Le colonel arrive un matin froid et ce jour-là il commence à pleuvoir. C’est cette époque de l’année où l’univers se fond en monochrome. Gris le ciel bas, gris les hommes, grises la Ville et les ruines, gris le grand fleuve à la course lente. Le colonel arrive un matin et semble émerger de la brume, il est lui-même si gris qu’on croirait un amas de particules décolorées, de cendres, comme s’il avait été enfanté par ce monde privé de soleil. On dirait un fantôme, pense le planton de garde en le voyant descendre de la jeep. Et l’ordonnance se met au garde-à-vous et se dit que le colonel ressemble à ces hommes qui n’ont plus de lumière au fond des yeux et qu’il croise parfois depuis qu’il est à la guerre. Seul son béret rouge rappelle que les couleurs n’ont pas disparu.

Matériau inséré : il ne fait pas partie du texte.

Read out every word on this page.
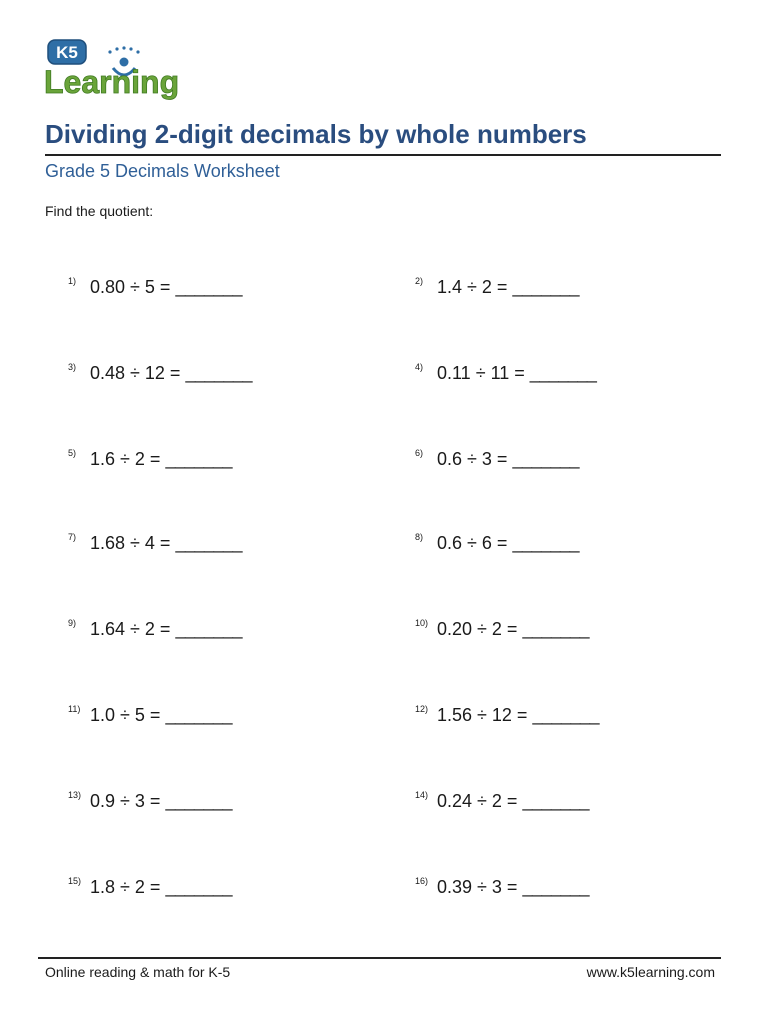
K5
Learning
Dividing 2-digit decimals by whole numbers
Grade 5 Decimals Worksheet
Find the quotient:
$^{1)}$ 0.80 ÷ 5 = _______	$^{2)}$ 1.4 ÷ 2 = _______
$^{3)}$ 0.48 ÷ 12 = _______	$^{4)}$ 0.11 ÷ 11 = _______
$^{5)}$ 1.6 ÷ 2 = _______	$^{6)}$ 0.6 ÷ 3 = _______
$^{7)}$ 1.68 ÷ 4 = _______	$^{8)}$ 0.6 ÷ 6 = _______
$^{9)}$ 1.64 ÷ 2 = _______	$^{10)}$ 0.20 ÷ 2 = _______
$^{11)}$ 1.0 ÷ 5 = _______	$^{12)}$ 1.56 ÷ 12 = _______
$^{13)}$ 0.9 ÷ 3 = _______	$^{14)}$ 0.24 ÷ 2 = _______
$^{15)}$ 1.8 ÷ 2 = _______	$^{16)}$ 0.39 ÷ 3 = _______
Online reading & math for K-5	www.k5learning.com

La grande maison réquisitionnée qui sert désormais de centre de commandement et d’habitation pour les gradés se dresse en haut de la colline. C’est un ancien palais, du temps de l’ancien dictateur, sous l’ancien régime. On y reconnaît le goût pour ce qui brille du plafond au sol, le marbre les dorures les colonnes qui se voudraient ioniques des sièges immenses au capitonnage dur comme du béton utilisés pour des réceptions où ils assurent un inconfort durable aux invités qui, selon l’étiquette, ne doivent rien en laisser paraître. Et dans une niche du hall d’entrée, le buste décapité – puisqu’on ne pouvait pas le déplacer et qu’il était à l’effigie de l’ancien dictateur, celui-là même qu’à l’époque du buste personne n’appelait dictateur.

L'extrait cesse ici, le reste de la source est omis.